Rolf Howarth commented:
| That's true of course. But templates (and even worse, operator
| overloading - uuggghh!) make it that much easier to write poorly
| designed code, and to write code which is difficult to understand.

I replied:
| No argument there. With power comes responsibility, and C++ gives you 
| a lot of power, assuming that the programmer has the discipline and 
| knowledge to use it properly.

Sean Luke wrote:
| This misses the point, I think.

I think that's for Rolf Howarth to say. 


| There is a good reason why decent 
| languages have to be, too some degree, restrictive of your "power".  

And just what that degree is, is a matter of preference. If there were anything like universal agreement, this discussion wouldn't be taking place.


| Because although flexibility might be useful for some, it is usually a 
| bad bad thing in general.

Others believe that rigidity might be useful for some, but is a bad bad thing in general. Here, too, where the line is drawn is a matter of preference. Perl programmers, for instance, seem to take outright pride in the sheer number of ways you can do any given task. C++ programmers at least acknowledge that there generally are only one or two *good* ways to do something.


| Because as coders we don't live in a void 
| --- we have to interoperate with other coders, most of whom have, I am 
| sad to say, atrocious coding style.  Sure C++ gives you more ways to do 
| X.  But as a result you have to deal with coders who all decided to do 
| X the wrong way.

Well, in *different* ways. Not necessarily *wrong*.


| Now you have to store ALL ways, good and bad, to do 
| X, in your head.

Why? I worry about the "wrong" ways only when I actually need to deal with them. The rest of the time, I stay as blissfully ignorant of them as possible. (For that matter, just how many "wrong" ways are we talking about? One? Two? Fifty? Ten thousand? And do you *really* need to stay conversant with each and every one?)

Sorry, but you'll have the same problem in any language. There will *always* be more "wrong" ways than "right" ways to do any but the most trivial of tasks. I'm inclined to think that education--teaching those people how to do it right--is a better solution than forcing everyone to do it the same way. Enforcing a One True Way of doing something may well prevent incompetence. Unfortunately, it prevents brilliance as well. I, for one, don't care to make that sacrifice.
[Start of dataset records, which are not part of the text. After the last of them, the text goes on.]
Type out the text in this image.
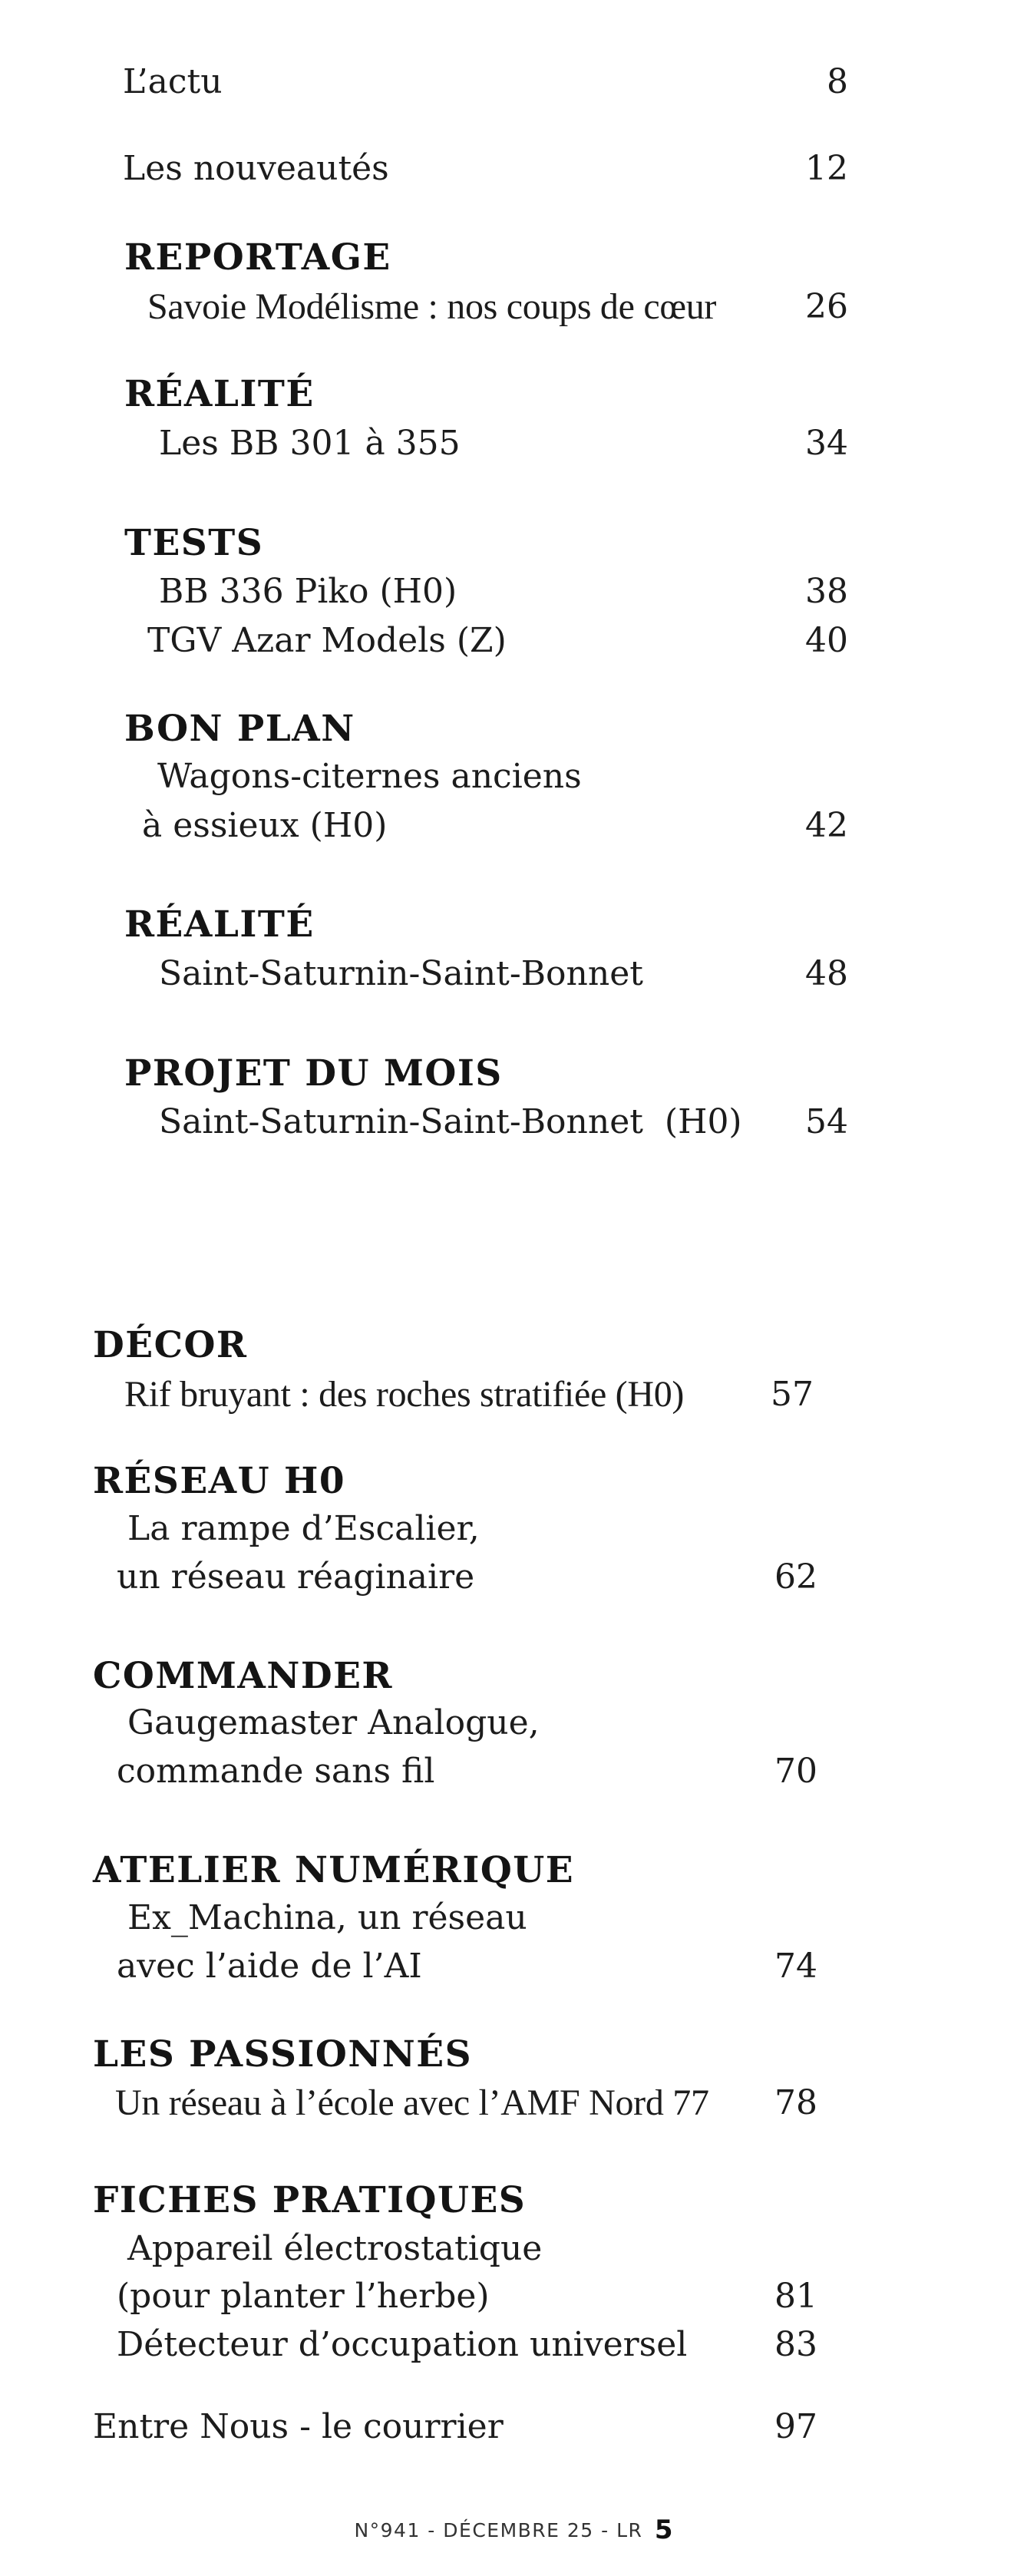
L’actu	8
Les nouveautés	12
REPORTAGE
Savoie Modélisme : nos coups de cœur	26
RÉALITÉ
Les BB 301 à 355	34
TESTS
BB 336 Piko (H0)	38
TGV Azar Models (Z)	40
BON PLAN
Wagons-citernes anciens
à essieux (H0)	42
RÉALITÉ
Saint-Saturnin-Saint-Bonnet	48
PROJET DU MOIS
Saint-Saturnin-Saint-Bonnet  (H0)	54
DÉCOR
Rif bruyant : des roches stratifiée (H0)	57
RÉSEAU H0
La rampe d’Escalier,
un réseau réaginaire	62
COMMANDER
Gaugemaster Analogue,
commande sans fil	70
ATELIER NUMÉRIQUE
Ex_Machina, un réseau
avec l’aide de l’AI	74
LES PASSIONNÉS
Un réseau à l’école avec l’AMF Nord 77	78
FICHES PRATIQUES
Appareil électrostatique
(pour planter l’herbe)	81
Détecteur d’occupation universel	83
Entre Nous - le courrier	97
N°941 - DÉCEMBRE 25 - LR 5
Back when procedural programming was the norm, the very attitude you express would have argued against object-oriented programming, because, after all, it's a different way to do things, and is just one more thing to clutter up your brain with, when procedural style gets the job done. Before that, there was the "structured programming" movement; before that were high-level languages. Each one disrupted the previous standard methods of doing things, and, by your argument, should not have been done. The same can be said of user interfaces: why fill your head with all the wrong ways to do GUIs when command-line--or even menu-driven--interfaces work perfectly well?

Encouraging standardization is a fine and wonderful thing; it has all the benefits you claim for it. Shoving it down people's throats is quite another thing. All innovation, by definition, is non-standard. Eliminate all non-standard behavior, and you eliminate all innovation. Progress inevitably involves making mistakes, discovering that what seemed like a good idea at the time turned out not to be so good.[1] And that experimentation has to be done *somewhere*. If C++ weren't allowing itself to be a "language feature testbed", some other language would get the job. Would you prefer that Java be that language?

Glen Fisher


[1] There are people who believe that Java's own exception specifications are such an idea. Java programmers coming to C++ tend to argue that C++ needs them, while C++ programmers respond that they add needless complexity to code that will function correctly--whether or not an exception is thrown--without having any knowledge of the thrown exceptions.